The club has been on its present site in Milners Rd, North Taieri, for 51 years, but before then the Taieri Golf Club — as it was known before 2011 — was continually on the move, leasing five different properties.

After starting in East Taieri in 1920, the club briefly moved to the inside enclosure of the Dunedin Jockey Club, at Wingatui, in 1922, but only stayed about a year as balls kept hitting horses, leading to complaints.

The club then shifted a couple more times, but each time it had to move on as the land where the course sat was sold.

It moved to Gladfield Rd in 1936 and spent 33 years at the site, where Gladfield Golf Club is now.

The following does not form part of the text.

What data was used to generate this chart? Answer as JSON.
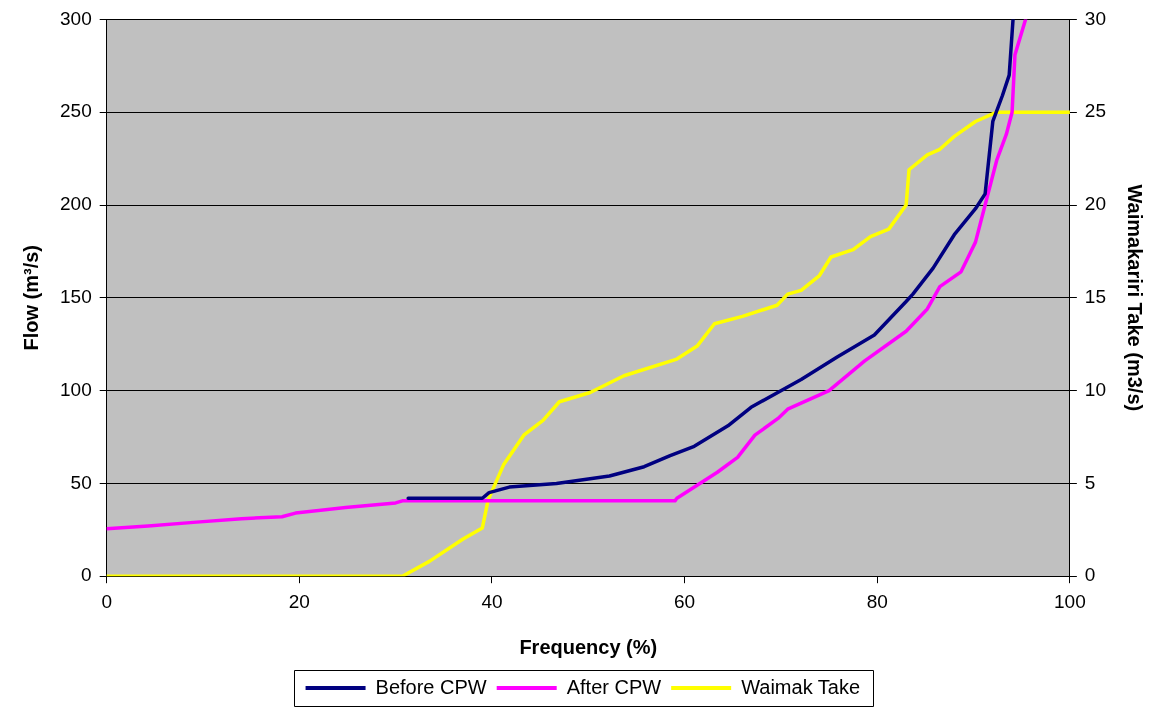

By the late 1960s, membership was 232 men, 98 women and 23 boys. All the golfers were difficult to fit on a nine-hole course and a new course was needed.

So the club decided to move on and built an 18-hole course in Milners Rd in North Taieri, where lakes have become a feature.

Initially, there were no bunkers, no rough and few trees on the Milners Rd course.

But a working bee led to 200 pines being planted and in 1973 bunkers were introduced and the rough was allowed to grow.

Two new holes were introduced earlier this year, with plenty of water features throughout the course.